AdventHealth Championship

Tournament information
- Location: Kansas City, Missouri
- Established: 2009
- Course: Blue Hills Country Club
- Par: 72
- Length: 7,364 yards (6,734 m)
- Tour: Korn Ferry Tour
- Format: Stroke play
- Prize fund: US$1,000,000
- Month played: August

Tournament record score
- Aggregate: 258 James Nitties (2011) 258 Martin Piller (2015)
- To par: −29 Yuta Sugiura (2026)

Current champion
- Yuta Sugiura

Location map
- Blue Hills CC Location in the United States Blue Hills CC Location in Missouri

= KC Golf Classic =

The AdventHealth Championship is a Korn Ferry Tour event that was played for the first time in 2009 as the Christmas in October Classic. It has been played at the Nicklaus Golf Club at LionsGate in Overland Park, Kansas and Blue Hills Country Club in Kansas City, Missouri. The tournament took a hiatus in 2010, and returned as the Midwest Classic in 2011 with the Kansas City Crusaders as the host organization.

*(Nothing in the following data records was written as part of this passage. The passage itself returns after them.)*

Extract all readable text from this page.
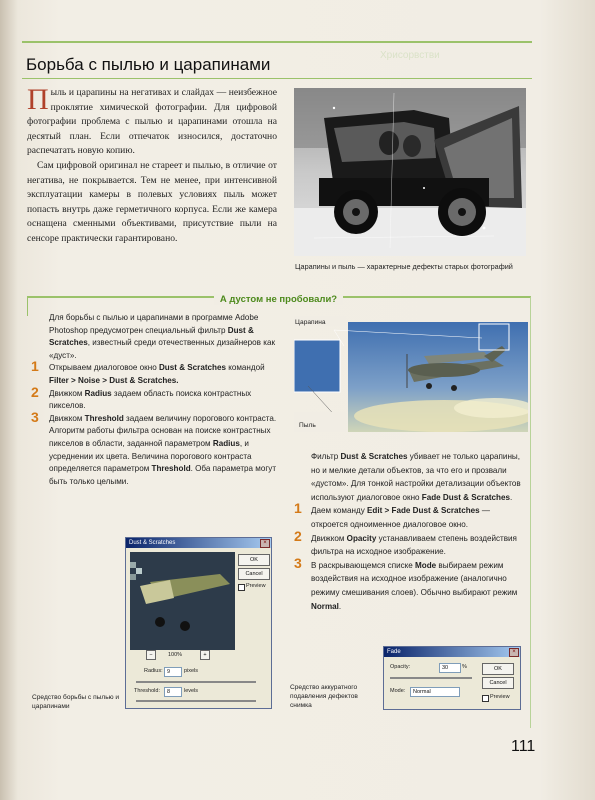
Хрисорвстви
Борьба с пылью и царапинами

Пыль и царапины на негативах и слайдах — неизбежное проклятие химической фотографии. Для цифровой фотографии проблема с пылью и царапинами отошла на десятый план. Если отпечаток износился, достаточно распечатать новую копию.

Сам цифровой оригинал не стареет и пылью, в отличие от негатива, не покрывается. Тем не менее, при интенсивной эксплуатации камеры в полевых условиях пыль может попасть внутрь даже герметичного корпуса. Если же камера оснащена сменными объективами, присутствие пыли на сенсоре практически гарантировано.

Царапины и пыль — характерные дефекты старых фотографий
А дустом не пробовали?

Для борьбы с пылью и царапинами в программе Adobe Photoshop предусмотрен специальный фильтр Dust & Scratches, известный среди отечественных дизайнеров как «дуст».

1 Открываем диалоговое окно Dust & Scratches командой Filter > Noise > Dust & Scratches.
2 Движком Radius задаем область поиска контрастных пикселов.
3 Движком Threshold задаем величину порогового контраста.

Алгоритм работы фильтра основан на поиске контрастных пикселов в области, заданной параметром Radius, и усреднении их цвета. Величина порогового контраста определяется параметром Threshold. Оба параметра могут быть только целыми.

Царапина
Пыль

Фильтр Dust & Scratches убивает не только царапины, но и мелкие детали объектов, за что его и прозвали «дустом». Для тонкой настройки детализации объектов используют диалоговое окно Fade Dust & Scratches.

1 Даем команду Edit > Fade Dust & Scratches — откроется одноименное диалоговое окно.
2 Движком Opacity устанавливаем степень воздействия фильтра на исходное изображение.
3 В раскрывающемся списке Mode выбираем режим воздействия на исходное изображение (аналогично режиму смешивания слоев). Обычно выбирают режим Normal.
Dust & Scratches	×
100%
−	+
OK
Cancel
Preview
Radius: 9	pixels
Threshold:	8	levels
Средство борьбы с пылью и царапинами
Fade	×
Opacity:	30	%
Mode:	Normal
OK
Cancel
Preview
Средство аккуратного подавления дефектов снимка
111
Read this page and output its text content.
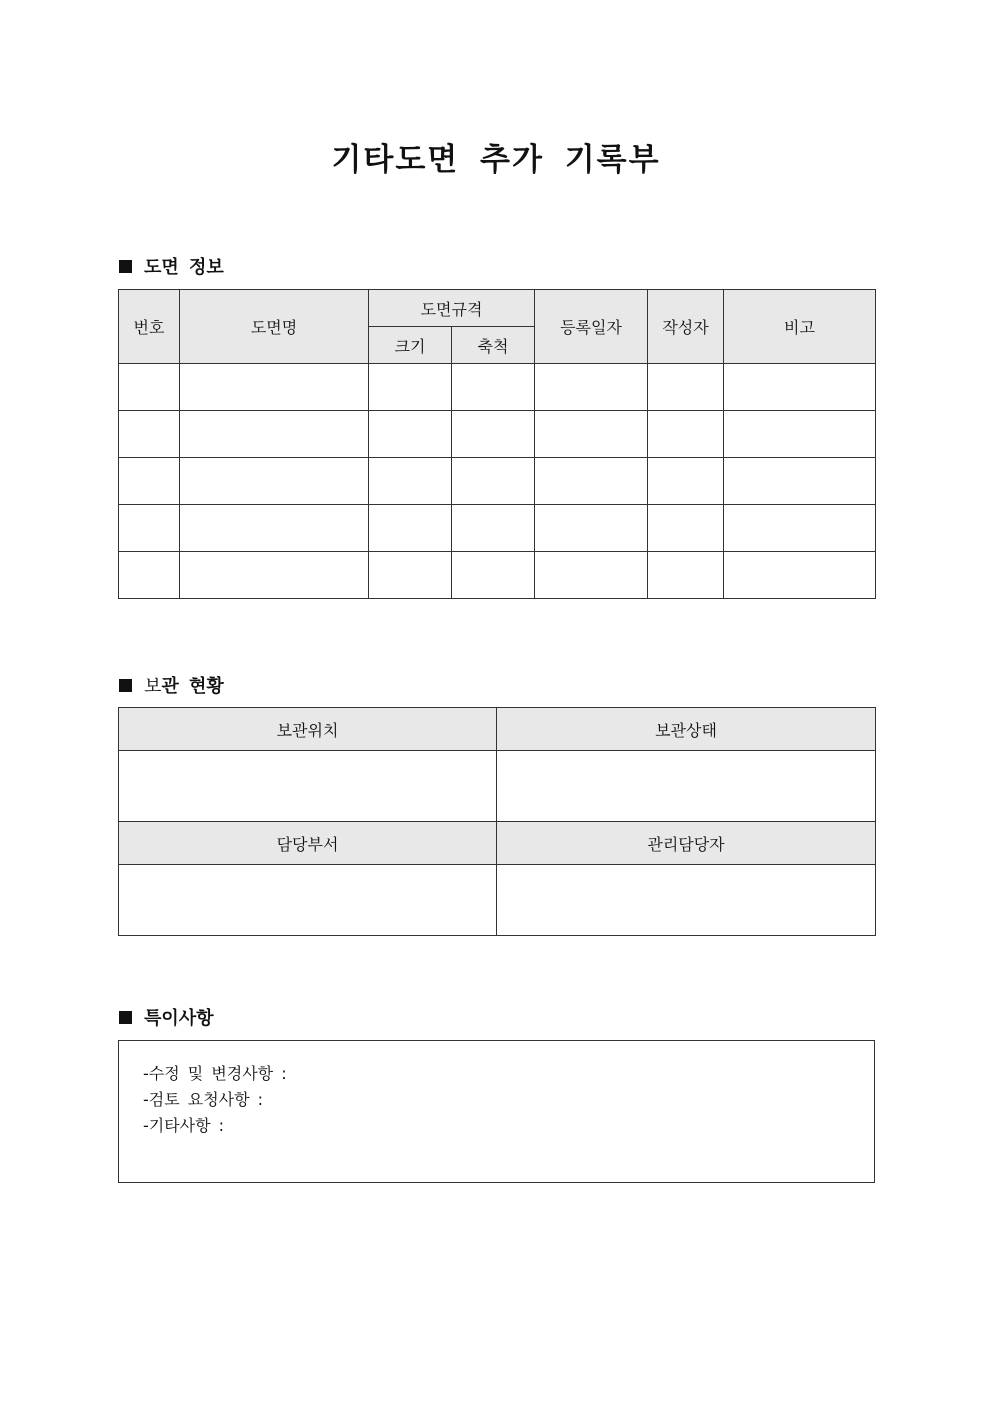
기타도면 추가 기록부
도면 정보
번호	도면명	도면규격		등록일자	작성자	비고
		크기	축척			

보 관 현황
보관위치	보관상태

담당부서	관리담당자

특이사항
-수정 및 변경사항 :
-검토 요청사항 :
-기타사항 :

The event was renamed as the KC Golf Classic in 2018.

==Winners==

| Year | Winner | Score | To par | Margin of victory | Runner(s)-up |
AdventHealth Championship
| 2026 | JPN Yuta Sugiura | 259 | −29 | 1 stroke | USA Austin Hitt |
| 2025 | KOR Kim Seong-hyeon | 268 | −20 | 3 strokes | USA Blaine Hale Jr. |
| 2024 | USA Harry Higgs | 269 | −19 | Playoff | USA Tanner Gore |
| 2023 | USA Grayson Murray | 269 | −19 | 1 stroke | USA Wilson Furr USA Rico Hoey |
| 2022 | USA Trevor Cone | 272 | −16 | 1 stroke | USA Taylor Montgomery |
| 2021 | USA Cameron Young | 269 | −19 | 2 strokes | ZAF Dawie van der Walt |
KC Golf Classic
| 2020 | Canceled due to the COVID-19 pandemic |  |  |  |  |
| 2019 | USA Michael Gellerman | 277 | −11 | 1 stroke | USA Harry Higgs ARG Nelson Ledesma |
| 2018 | AUT Sepp Straka | 262 | −22 | 1 stroke | USA Kyle Jones |
Digital Ally Open
| 2017 | CHN Dou Zecheng | 259 | −25 | 3 strokes | USA Luke Guthrie USA Billy Kennerly USA Kyle Thompson |
| 2016 | USA Wesley Bryan | 264 | −20 | Playoff | USA Grayson Murray USA J. T. Poston |
| 2015 | USA Martin Piller | 258 | −26 | 4 strokes | USA Darron Stiles |
Midwest Classic
| 2014 | USA Zack Sucher | 265 | −19 | 3 strokes | USA Aaron Watkins |
| 2013 | USA Jamie Lovemark | 266 | −18 | 1 stroke | USA Mark Anderson |
| 2012 | USA Shawn Stefani | 267 | −17 | 2 strokes | USA Russell Henley USA Luke List |
| 2011 | AUS James Nitties | 258 | −26 | 5 strokes | SWE Jonas Blixt AUS Nick Flanagan |
Christmas in October Classic
2010: No tournament
| 2009 | AUS Michael Sim | 264 | −20 | 2 strokes | USA Josh Teater |

Bolded golfers graduated to the PGA Tour via the Korn Ferry Tour regular-season money list. Golfers in bold italics achieved their third win of the season at this tournament and were promoted immediately.